Nedd4.1 and Nedd4.2 are distinct but evolutionarily‐related HECT domain ubiquitin ligases that function in fundamental cellular processes including mitosis, neuronal development, tumorigenesis and viral infection. Nedd4.1 targets substrates such as PTEN for 26S proteasome‐dependent degradation via formation of K48‐linked ubiquitin chains, while Nedd4.2 targets substrates for internalization and endosomal trafficking by formation of K63‐linked chains. The present study exploits the ability of HECT ligases to form free polyubiquitin chains in the absence of their cognate substrates as a reporter function in functional rate studies. In vitro screens demonstrate that both ligases show broad qualitative specificity for E2 paralogs. Quantitative rate studies demonstrate that Nedd4.1 is specific for HsUbc5B (K m = 13 ± 8 nM; k cat = 3.2 ± 2.0 × 10 −2 s −1 ) and its orthologs while Nedd4.2 is specific for HsUbcH7 (K m = 196 ± 71 nM, k cat = 8.9 ± 0.2 × 10 −2 s −1 ).
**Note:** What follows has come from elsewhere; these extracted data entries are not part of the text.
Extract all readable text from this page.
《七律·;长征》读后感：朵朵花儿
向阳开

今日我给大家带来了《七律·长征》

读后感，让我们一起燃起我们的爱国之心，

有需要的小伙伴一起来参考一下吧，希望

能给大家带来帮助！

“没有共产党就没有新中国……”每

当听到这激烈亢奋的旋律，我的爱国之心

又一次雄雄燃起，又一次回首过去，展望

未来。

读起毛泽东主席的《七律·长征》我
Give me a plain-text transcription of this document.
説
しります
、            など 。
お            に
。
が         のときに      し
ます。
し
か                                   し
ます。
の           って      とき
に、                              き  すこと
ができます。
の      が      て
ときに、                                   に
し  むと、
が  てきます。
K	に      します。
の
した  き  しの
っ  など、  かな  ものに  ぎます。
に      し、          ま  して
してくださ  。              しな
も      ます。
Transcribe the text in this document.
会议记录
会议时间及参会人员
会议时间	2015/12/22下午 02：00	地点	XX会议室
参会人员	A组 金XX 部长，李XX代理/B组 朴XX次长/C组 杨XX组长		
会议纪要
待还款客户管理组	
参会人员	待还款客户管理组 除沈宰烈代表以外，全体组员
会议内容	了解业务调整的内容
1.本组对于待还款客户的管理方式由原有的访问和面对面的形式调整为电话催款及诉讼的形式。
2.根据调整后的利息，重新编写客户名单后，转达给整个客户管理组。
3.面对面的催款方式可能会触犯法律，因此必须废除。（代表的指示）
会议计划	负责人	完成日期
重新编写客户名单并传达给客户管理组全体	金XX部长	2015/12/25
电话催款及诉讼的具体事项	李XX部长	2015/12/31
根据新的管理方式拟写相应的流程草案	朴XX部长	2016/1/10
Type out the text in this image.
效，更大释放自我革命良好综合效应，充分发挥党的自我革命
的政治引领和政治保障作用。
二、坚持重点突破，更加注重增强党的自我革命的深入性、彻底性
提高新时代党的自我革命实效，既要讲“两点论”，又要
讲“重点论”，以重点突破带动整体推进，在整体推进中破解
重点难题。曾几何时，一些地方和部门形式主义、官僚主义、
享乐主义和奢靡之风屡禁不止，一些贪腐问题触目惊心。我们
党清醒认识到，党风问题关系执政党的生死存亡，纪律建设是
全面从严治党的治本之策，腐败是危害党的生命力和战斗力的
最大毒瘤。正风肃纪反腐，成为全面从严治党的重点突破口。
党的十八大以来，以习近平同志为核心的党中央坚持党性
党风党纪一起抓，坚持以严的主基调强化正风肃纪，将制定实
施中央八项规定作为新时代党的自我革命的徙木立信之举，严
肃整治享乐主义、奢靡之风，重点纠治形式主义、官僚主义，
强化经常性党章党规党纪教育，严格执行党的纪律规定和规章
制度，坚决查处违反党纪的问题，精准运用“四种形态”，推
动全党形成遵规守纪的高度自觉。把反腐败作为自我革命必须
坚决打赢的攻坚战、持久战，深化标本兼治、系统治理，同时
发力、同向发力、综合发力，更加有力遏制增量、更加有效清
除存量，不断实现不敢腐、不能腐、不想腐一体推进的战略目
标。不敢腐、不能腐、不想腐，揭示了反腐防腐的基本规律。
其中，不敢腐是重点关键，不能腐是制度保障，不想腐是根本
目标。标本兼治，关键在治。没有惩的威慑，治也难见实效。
Other studies indicate that C2‐HECT domain interactions that block substrate conjugation have no effect on the catalytic activity of Nedd4.2 in assembling polyubiquitin chains. These studies represent the first detailed mechanistic characterization of Nedd4.1 and Nedd4.2 that resolve a number of contradictory questions regarding substrate specificity. [Supported by GM034009 to A.L.H.]